Watch the full story Friday on "20/20" at 10 p.m. ET

Click HERE for photos of Stevie Burns and friends at the Potholes.

Ingels and his friends still have a picture, and home video, from that day -- May 31, 2008. In one image, the friends stand around a sign that warns swimmers about dangerous waters.

What did the sign mean to them that day?

"Nothing," Ingels said.

"20/20" recently accompanied five young people from the Denver area on a return trip to the Potholes, where they marked the moment their lives changed forever ... when six good friends became five.

"It's just hard being back here and telling the story again," Kristen Kroonenberg said.

The fateful trip came during the height of the spring runoff. Snowmelt from the mountains poured down the canyons, ice cold and deadly fast.

The friends recorded a home video of roaring, rushing water.

"That hole down there was a complete boiling pot of water," said Ingels, pointing into the maelstrom. "Not a single bit of calm water in it. I had the fear of death of me when I saw that hole."

But the fear isn't readily apparent on video the youths shot that day. "First day at the Potholes," one of them, Stevie Burns, 19, said. "You know, ain't no thang."

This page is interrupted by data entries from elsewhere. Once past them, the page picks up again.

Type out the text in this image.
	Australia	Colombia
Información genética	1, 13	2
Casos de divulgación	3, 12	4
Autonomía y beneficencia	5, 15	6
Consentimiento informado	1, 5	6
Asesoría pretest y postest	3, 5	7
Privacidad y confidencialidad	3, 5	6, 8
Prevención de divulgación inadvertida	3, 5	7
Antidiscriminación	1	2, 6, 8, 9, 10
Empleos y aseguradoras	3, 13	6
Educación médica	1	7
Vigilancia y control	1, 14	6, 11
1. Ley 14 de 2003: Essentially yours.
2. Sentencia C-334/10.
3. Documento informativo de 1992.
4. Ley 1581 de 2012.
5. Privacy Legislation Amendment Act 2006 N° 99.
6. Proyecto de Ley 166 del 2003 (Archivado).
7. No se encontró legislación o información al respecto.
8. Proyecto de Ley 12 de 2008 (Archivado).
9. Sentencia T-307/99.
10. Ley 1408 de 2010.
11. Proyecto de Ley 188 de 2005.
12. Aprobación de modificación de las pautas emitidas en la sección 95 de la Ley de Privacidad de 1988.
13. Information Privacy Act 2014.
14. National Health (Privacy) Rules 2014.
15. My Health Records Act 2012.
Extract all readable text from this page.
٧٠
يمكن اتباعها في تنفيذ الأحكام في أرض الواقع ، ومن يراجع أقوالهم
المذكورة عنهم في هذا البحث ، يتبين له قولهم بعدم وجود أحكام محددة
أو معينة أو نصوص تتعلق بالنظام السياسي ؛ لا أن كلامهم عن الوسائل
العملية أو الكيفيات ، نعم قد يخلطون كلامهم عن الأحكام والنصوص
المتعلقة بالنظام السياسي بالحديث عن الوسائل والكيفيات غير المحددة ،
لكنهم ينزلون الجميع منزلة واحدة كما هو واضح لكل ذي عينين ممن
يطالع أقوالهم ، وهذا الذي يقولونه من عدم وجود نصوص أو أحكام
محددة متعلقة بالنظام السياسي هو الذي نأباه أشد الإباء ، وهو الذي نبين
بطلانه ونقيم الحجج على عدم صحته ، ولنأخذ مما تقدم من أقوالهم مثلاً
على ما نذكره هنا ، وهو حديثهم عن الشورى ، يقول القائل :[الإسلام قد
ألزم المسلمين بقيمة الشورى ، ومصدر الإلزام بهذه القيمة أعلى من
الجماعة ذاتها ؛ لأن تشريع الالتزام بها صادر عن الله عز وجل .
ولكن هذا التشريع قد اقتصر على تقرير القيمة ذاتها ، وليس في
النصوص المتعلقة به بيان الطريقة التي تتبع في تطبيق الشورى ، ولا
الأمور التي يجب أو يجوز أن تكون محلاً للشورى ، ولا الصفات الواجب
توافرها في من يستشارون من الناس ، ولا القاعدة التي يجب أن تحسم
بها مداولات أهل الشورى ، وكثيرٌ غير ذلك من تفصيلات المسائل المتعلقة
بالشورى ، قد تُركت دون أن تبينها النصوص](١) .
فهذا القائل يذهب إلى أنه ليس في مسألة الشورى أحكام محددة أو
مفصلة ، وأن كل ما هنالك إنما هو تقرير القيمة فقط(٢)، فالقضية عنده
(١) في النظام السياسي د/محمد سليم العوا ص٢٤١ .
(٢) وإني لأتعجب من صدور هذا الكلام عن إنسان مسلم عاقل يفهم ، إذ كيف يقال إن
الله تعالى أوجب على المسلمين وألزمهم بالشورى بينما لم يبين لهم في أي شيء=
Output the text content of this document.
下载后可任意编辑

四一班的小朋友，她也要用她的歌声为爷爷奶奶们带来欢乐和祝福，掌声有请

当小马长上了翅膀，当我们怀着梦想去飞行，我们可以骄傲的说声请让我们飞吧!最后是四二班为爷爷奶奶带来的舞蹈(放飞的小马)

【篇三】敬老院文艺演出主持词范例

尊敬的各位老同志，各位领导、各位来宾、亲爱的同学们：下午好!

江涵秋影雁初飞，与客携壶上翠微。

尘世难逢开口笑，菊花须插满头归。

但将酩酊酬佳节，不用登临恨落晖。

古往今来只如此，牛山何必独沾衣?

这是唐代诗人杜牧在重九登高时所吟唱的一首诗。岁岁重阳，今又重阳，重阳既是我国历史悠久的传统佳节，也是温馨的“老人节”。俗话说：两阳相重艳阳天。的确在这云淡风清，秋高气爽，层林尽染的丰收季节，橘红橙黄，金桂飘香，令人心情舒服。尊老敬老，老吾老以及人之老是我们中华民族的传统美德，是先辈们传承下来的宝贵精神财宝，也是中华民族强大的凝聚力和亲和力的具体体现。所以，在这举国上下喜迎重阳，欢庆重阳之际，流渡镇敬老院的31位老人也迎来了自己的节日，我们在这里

"It was really, really loud," Kroonenberg, now 20, remembered. "It was rushing pretty hard. I just had a bad feeling about it."

But who listens to a bad feeling when the sun's warm and your friends are calling.

Burns was the first to jump.

"He came up next to us," Kroonenberg said. "We thought he was just looking down like we were. And then all of a sudden he just jumps in."